It’s been a long time since the market has done anything else than just go straight up. During the last 5 years, the S&P 500 Index has gone from 1500 points to 2648 points, almost doubling its value. Savvy investors know that this is abnormal and have set a ton of cash on the sideline, waiting for the great pullback. Historically speaking, investors should expect around 6-8% return from securities, meaning in a 5-year timeframe, the normal return would be 30%, not close to 100%.
On Friday, the S&P 500 Index finally showed sign of rationality and took a 3.6% dive. The main reason behind this is the increase in the 10-year treasury bond which causes high yield stocks to become less attractive comparing to bonds. Naturally, this caused some fluctuations in the market and most securities dropped about 3-5%. On Monday, the same action accord and we could observe a huge selloff in almost every company and no sector was forgotten.

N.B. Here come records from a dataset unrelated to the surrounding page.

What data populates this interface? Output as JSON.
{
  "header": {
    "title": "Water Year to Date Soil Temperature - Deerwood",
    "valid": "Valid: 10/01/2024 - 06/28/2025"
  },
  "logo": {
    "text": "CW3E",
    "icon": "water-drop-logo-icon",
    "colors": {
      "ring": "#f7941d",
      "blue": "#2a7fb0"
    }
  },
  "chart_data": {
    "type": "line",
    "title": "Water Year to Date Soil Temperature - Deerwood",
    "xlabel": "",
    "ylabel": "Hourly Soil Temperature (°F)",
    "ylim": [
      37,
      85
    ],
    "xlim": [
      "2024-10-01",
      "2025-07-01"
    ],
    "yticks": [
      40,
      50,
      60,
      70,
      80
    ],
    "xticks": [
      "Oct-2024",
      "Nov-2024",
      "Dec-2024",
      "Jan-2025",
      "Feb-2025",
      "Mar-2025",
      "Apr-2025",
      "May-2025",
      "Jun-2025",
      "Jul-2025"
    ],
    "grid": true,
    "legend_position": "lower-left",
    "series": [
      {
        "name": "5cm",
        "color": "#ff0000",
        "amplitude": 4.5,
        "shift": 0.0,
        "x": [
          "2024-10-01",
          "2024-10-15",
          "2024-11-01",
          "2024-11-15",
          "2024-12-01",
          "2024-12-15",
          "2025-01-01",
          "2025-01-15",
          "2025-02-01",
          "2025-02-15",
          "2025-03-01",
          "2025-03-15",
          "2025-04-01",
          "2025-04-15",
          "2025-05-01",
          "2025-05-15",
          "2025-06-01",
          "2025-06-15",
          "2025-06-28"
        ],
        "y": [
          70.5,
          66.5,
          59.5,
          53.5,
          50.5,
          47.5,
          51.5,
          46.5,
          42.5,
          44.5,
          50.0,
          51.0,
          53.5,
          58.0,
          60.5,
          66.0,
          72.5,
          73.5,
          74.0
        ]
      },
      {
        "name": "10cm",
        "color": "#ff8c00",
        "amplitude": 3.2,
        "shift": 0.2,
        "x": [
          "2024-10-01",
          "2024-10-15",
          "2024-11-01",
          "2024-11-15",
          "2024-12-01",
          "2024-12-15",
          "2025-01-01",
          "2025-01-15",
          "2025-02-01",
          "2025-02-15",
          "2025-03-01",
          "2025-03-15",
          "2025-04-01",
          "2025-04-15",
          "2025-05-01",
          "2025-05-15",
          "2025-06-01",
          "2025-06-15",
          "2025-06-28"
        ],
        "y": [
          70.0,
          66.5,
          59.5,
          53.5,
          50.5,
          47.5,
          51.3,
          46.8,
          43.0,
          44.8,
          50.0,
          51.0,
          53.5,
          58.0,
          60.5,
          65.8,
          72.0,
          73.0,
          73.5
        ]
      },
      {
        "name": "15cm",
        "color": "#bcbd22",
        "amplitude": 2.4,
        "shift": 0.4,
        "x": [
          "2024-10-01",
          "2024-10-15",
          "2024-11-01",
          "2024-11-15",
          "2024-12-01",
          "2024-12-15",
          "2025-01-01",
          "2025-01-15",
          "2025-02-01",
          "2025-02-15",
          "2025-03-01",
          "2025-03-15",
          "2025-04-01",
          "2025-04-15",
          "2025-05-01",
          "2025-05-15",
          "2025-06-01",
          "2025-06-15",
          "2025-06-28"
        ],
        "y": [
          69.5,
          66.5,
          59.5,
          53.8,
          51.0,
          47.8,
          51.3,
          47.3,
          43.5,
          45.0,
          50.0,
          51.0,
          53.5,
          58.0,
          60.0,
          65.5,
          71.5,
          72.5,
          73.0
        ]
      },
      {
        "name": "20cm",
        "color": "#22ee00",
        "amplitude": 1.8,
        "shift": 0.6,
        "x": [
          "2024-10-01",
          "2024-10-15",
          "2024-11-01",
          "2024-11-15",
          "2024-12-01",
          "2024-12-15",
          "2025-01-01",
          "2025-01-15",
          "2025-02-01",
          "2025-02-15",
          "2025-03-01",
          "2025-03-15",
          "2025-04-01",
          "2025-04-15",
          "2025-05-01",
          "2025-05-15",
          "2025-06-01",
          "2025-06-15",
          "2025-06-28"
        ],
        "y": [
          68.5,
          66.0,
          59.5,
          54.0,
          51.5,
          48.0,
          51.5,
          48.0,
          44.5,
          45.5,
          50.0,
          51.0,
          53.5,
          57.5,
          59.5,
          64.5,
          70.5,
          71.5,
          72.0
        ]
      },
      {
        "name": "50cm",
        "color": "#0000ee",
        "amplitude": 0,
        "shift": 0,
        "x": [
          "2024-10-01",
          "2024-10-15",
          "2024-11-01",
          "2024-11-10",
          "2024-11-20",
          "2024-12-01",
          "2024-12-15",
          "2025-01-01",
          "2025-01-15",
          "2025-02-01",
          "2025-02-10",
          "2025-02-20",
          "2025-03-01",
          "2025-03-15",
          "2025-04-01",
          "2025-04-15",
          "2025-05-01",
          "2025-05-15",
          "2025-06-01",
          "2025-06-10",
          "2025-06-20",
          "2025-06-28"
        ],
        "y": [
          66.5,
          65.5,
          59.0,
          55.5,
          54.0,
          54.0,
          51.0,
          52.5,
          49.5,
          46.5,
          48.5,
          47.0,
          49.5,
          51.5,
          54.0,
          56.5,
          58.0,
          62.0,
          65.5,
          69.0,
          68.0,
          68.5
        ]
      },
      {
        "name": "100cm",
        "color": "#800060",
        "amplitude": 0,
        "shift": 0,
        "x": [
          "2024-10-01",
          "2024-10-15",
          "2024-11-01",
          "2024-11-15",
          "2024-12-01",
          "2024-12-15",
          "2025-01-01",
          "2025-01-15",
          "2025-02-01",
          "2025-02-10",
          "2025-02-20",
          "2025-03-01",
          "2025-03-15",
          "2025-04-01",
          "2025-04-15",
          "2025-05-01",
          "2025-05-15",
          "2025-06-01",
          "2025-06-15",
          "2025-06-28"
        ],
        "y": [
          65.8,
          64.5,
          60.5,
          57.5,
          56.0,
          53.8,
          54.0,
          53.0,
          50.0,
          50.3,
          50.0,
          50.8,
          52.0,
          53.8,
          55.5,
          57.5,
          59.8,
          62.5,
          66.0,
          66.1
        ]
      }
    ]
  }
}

Investors should know that this small correction is totally normal, since bonds now yield more and can compete with stocks as an asset. However, while the VIX index shows sign of fear, souring more than 114% during the last days, the economy is doing well. Companies are making money and increased interest rates are normally a sign of high confidence is the economy. In total, this correction is nothing more than wanted and healthy for the S&P 500 Index.
As with any correction, almost every security take a somewhat dive of random size. Observant investors should look for high quality companies trading at a fair price. Right now, a few companies look attractively priced at the moment. Berkshire Hathaway (NYSE:BRK.B) dropped from $216 and closed at $204 on Monday. Warren Buffett has said that he will most definitely buy the stock if the price to book (P/B) ratio reaches 1.2. As we speak, the P/B ratio is 1.59. During the past 13 years, the highest P/B ratio was 1.90 and the lowest being 0.79. The median is 1.36 so investors might wait a bit before digging in. But, this company is a timeless holding and with Warren Buffet, the greatest investors of all time as the captain, few things could wrong with this conglomerate.
Another company which investors should notice is the famous REIT Realty Income Group (NYSE:O), also called “The Monthly Company”. Realty Income Group is famous for rewarding its shareholders with a sound dividend yield as well as increased fundamental return. Since listing in 1994, the compounded annual total return has been 16.3%. As if that wasn’t enough, the company has had 570 consecutive monthly dividend payments. Right now, the stock trades at the historical 10-year average, meaning that this might be a reasonable time to look closer into this dividend machine.
The author owns stocks in Realty Income Group as a long-term holding.